En 1931, Grégoire Péradzé a prononcé ses voeux monastiques en la cathédrale grecque de Paris où il a reçu également l'ordination sacerdotale. Il a pris cette décision à la suite d'une grave maladie. Il s'était lié avec la communauté géorgienne de Paris : cofondateur de la paroisse, il en devint le premier recteur. La même année, il a fait paraître une première livraison d'un bulletin paroissial et scientifique : la Croix de Sainte-Nino (Djvari Vazissa) dont il fut à la fois le fondateur et le rédacteur. Pour le bien de la paroisse, il a également renoncé à son enseignement à l’Université de Bonn (en 1932). Après avoir donné quelques conférences à Oxford, il s'établit à Paris comme prêtre de la paroisse géorgienne et rédacteur de la Croix de Sainte-Nino. La plupart des articles publiés dans ce volume annuel a Péradzé pour auteur.

Le père Grégoire Péradzé rêvait d'enseigner dans une école théologique. Son voeu fut exaucé en 1933, quand le métropolite Dionizy l'invita à Varsovie et lui proposa le poste de professeur suppléant de patrologie et de chef de travaux du séminaire de Patristique à la section de théologie orthodoxe de l'Université de Varsovie. Grégoire Péradzé donna sa leçon inaugurale le 7 décembre 1933. Elle avait pour thème « Le concept, les objectifs et les méthodes de la patrologie dans la théologie orthodoxe ». Il indiquait en particulier la place de la patrologie dans la pratique de la théologie et il postulait que, à côté de la patrologie grecque et latine, il faudrait enseigner également les autres littératures chrétiennes orientales afin que l'on puisse procéder à des recherches critiques selon une méthodologie de travail scientifique[14].

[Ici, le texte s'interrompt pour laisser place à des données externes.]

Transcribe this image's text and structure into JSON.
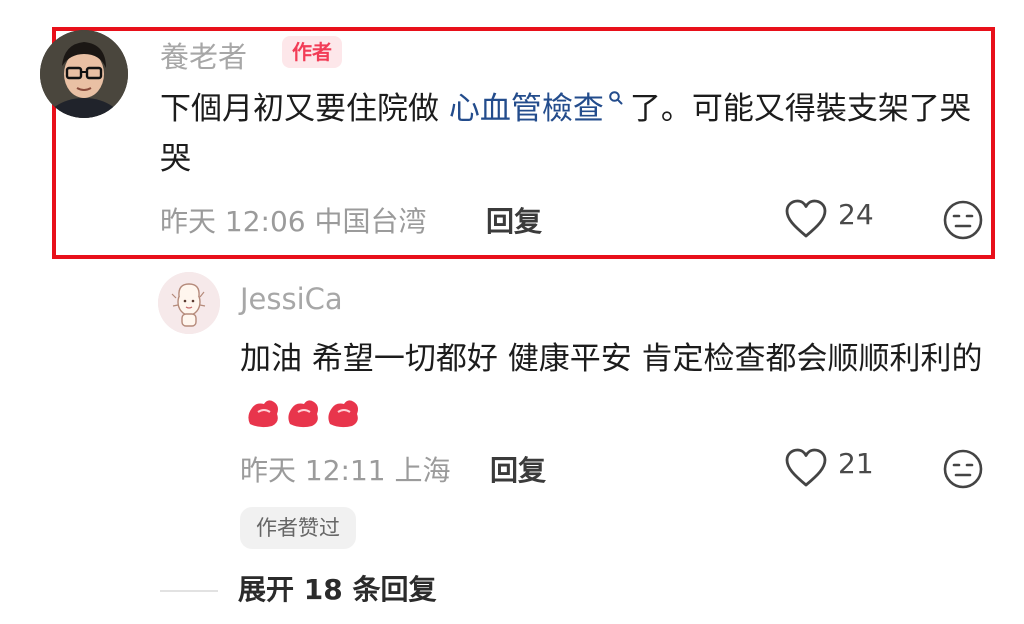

En janvier 1934 heures le père Grégoire Péradzé reçut, en la cathédrale grecque Sainte-Sophie de Londres, la dignité d'archimandrite. L'année académique 1934-1935, il prononça pour tous les étudiants de la section de théologie orthodoxe de Varsovie un cycle de conférences sur le thème de l' «Introduction à la science théologique ». Après ces brillantes conférences, le directeur de la section, le métropolite Dionisy, fit à deux reprises la demande d'accorder au père Grégoire Péradzé le titre de professeur extraordinaire ; le recteur de l'Université appuya sa demande, mais les autorités de l'État n'étaient nullement intéressées par le développement de la théologie orthodoxe[15].

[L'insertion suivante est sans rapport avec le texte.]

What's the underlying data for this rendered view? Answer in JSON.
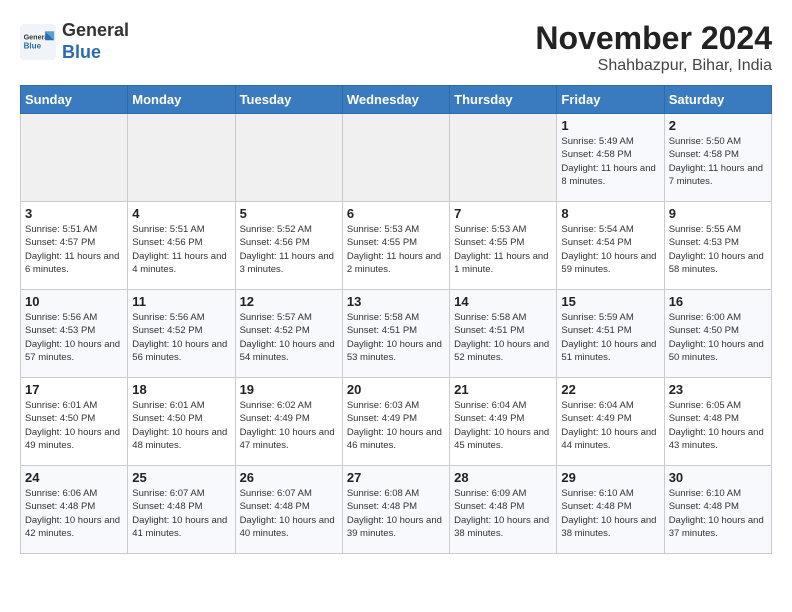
{
  "header": {
    "logo_general": "General",
    "logo_blue": "Blue",
    "month_year": "November 2024",
    "location": "Shahbazpur, Bihar, India"
  },
  "weekdays": [
    "Sunday",
    "Monday",
    "Tuesday",
    "Wednesday",
    "Thursday",
    "Friday",
    "Saturday"
  ],
  "weeks": [
    [
      {
        "day": "",
        "info": ""
      },
      {
        "day": "",
        "info": ""
      },
      {
        "day": "",
        "info": ""
      },
      {
        "day": "",
        "info": ""
      },
      {
        "day": "",
        "info": ""
      },
      {
        "day": "1",
        "info": "Sunrise: 5:49 AM\nSunset: 4:58 PM\nDaylight: 11 hours and 8 minutes."
      },
      {
        "day": "2",
        "info": "Sunrise: 5:50 AM\nSunset: 4:58 PM\nDaylight: 11 hours and 7 minutes."
      }
    ],
    [
      {
        "day": "3",
        "info": "Sunrise: 5:51 AM\nSunset: 4:57 PM\nDaylight: 11 hours and 6 minutes."
      },
      {
        "day": "4",
        "info": "Sunrise: 5:51 AM\nSunset: 4:56 PM\nDaylight: 11 hours and 4 minutes."
      },
      {
        "day": "5",
        "info": "Sunrise: 5:52 AM\nSunset: 4:56 PM\nDaylight: 11 hours and 3 minutes."
      },
      {
        "day": "6",
        "info": "Sunrise: 5:53 AM\nSunset: 4:55 PM\nDaylight: 11 hours and 2 minutes."
      },
      {
        "day": "7",
        "info": "Sunrise: 5:53 AM\nSunset: 4:55 PM\nDaylight: 11 hours and 1 minute."
      },
      {
        "day": "8",
        "info": "Sunrise: 5:54 AM\nSunset: 4:54 PM\nDaylight: 10 hours and 59 minutes."
      },
      {
        "day": "9",
        "info": "Sunrise: 5:55 AM\nSunset: 4:53 PM\nDaylight: 10 hours and 58 minutes."
      }
    ],
    [
      {
        "day": "10",
        "info": "Sunrise: 5:56 AM\nSunset: 4:53 PM\nDaylight: 10 hours and 57 minutes."
      },
      {
        "day": "11",
        "info": "Sunrise: 5:56 AM\nSunset: 4:52 PM\nDaylight: 10 hours and 56 minutes."
      },
      {
        "day": "12",
        "info": "Sunrise: 5:57 AM\nSunset: 4:52 PM\nDaylight: 10 hours and 54 minutes."
      },
      {
        "day": "13",
        "info": "Sunrise: 5:58 AM\nSunset: 4:51 PM\nDaylight: 10 hours and 53 minutes."
      },
      {
        "day": "14",
        "info": "Sunrise: 5:58 AM\nSunset: 4:51 PM\nDaylight: 10 hours and 52 minutes."
      },
      {
        "day": "15",
        "info": "Sunrise: 5:59 AM\nSunset: 4:51 PM\nDaylight: 10 hours and 51 minutes."
      },
      {
        "day": "16",
        "info": "Sunrise: 6:00 AM\nSunset: 4:50 PM\nDaylight: 10 hours and 50 minutes."
      }
    ],
    [
      {
        "day": "17",
        "info": "Sunrise: 6:01 AM\nSunset: 4:50 PM\nDaylight: 10 hours and 49 minutes."
      },
      {
        "day": "18",
        "info": "Sunrise: 6:01 AM\nSunset: 4:50 PM\nDaylight: 10 hours and 48 minutes."
      },
      {
        "day": "19",
        "info": "Sunrise: 6:02 AM\nSunset: 4:49 PM\nDaylight: 10 hours and 47 minutes."
      },
      {
        "day": "20",
        "info": "Sunrise: 6:03 AM\nSunset: 4:49 PM\nDaylight: 10 hours and 46 minutes."
      },
      {
        "day": "21",
        "info": "Sunrise: 6:04 AM\nSunset: 4:49 PM\nDaylight: 10 hours and 45 minutes."
      },
      {
        "day": "22",
        "info": "Sunrise: 6:04 AM\nSunset: 4:49 PM\nDaylight: 10 hours and 44 minutes."
      },
      {
        "day": "23",
        "info": "Sunrise: 6:05 AM\nSunset: 4:48 PM\nDaylight: 10 hours and 43 minutes."
      }
    ],
    [
      {
        "day": "24",
        "info": "Sunrise: 6:06 AM\nSunset: 4:48 PM\nDaylight: 10 hours and 42 minutes."
      },
      {
        "day": "25",
        "info": "Sunrise: 6:07 AM\nSunset: 4:48 PM\nDaylight: 10 hours and 41 minutes."
      },
      {
        "day": "26",
        "info": "Sunrise: 6:07 AM\nSunset: 4:48 PM\nDaylight: 10 hours and 40 minutes."
      },
      {
        "day": "27",
        "info": "Sunrise: 6:08 AM\nSunset: 4:48 PM\nDaylight: 10 hours and 39 minutes."
      },
      {
        "day": "28",
        "info": "Sunrise: 6:09 AM\nSunset: 4:48 PM\nDaylight: 10 hours and 38 minutes."
      },
      {
        "day": "29",
        "info": "Sunrise: 6:10 AM\nSunset: 4:48 PM\nDaylight: 10 hours and 38 minutes."
      },
      {
        "day": "30",
        "info": "Sunrise: 6:10 AM\nSunset: 4:48 PM\nDaylight: 10 hours and 37 minutes."
      }
    ]
  ]
}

Malgré ces difficultés de caractère administratif, le père Grégoire Péradzé travaillait toujours sans relâche pour le bien de l'Église de Pologne ; il habitait un petit appartement, au 22 rue Brukowa et il aidait en particulier les étudiants pauvres. À cette époque il fit une série de voyages d'études : du 14 juillet au 22 septembre 1935 il se rendit en Roumanie, en Grèce (au mont Athos et à Thessalonique) ainsi qu'en Bulgarie. Au mont Athos, il put se procurer 50 volumes géorgiens et 13 manuscrits en ce compris les apophtegmes, les oeuvres du pseudo Denis l'Aréopagite et des Vies apocryphes des Saints. Il découvrit également des versions grecques du martyre des saints Antoine, Jacques et Eustache de Vilno[16].

À la Bibliothèque Nationale de Sofia, il découvrit le texte géorgien du typicon du sébaste et grand domestique d'Occident Grégoire Pakourianos (XIe siècle) qui fut le bienfaiteur et le fondateur du monastère de Batchkovo (en géorgien Petritsoni). Ce monastère fut fondé pour des Géorgiens et son fondateur rédigea le typicon du monastère en géorgien, en grec et en arménien. Le texte découvert par Grégoire Péradzé est une copie du texte géorgien, réalisée en 1702. Ce manuscrit fut redécouvert par une mission géorgienne en 1949 dans le manuscrit numéro 581 de la Bibliothèque Nationale de Sofia. Grégoire Péradzé avait signalé sa découverte dès 1936 dans un article publié en polonais, en allemand et en anglais[17]. Actuellement, les trois versions de ce typicon sont publiées[18].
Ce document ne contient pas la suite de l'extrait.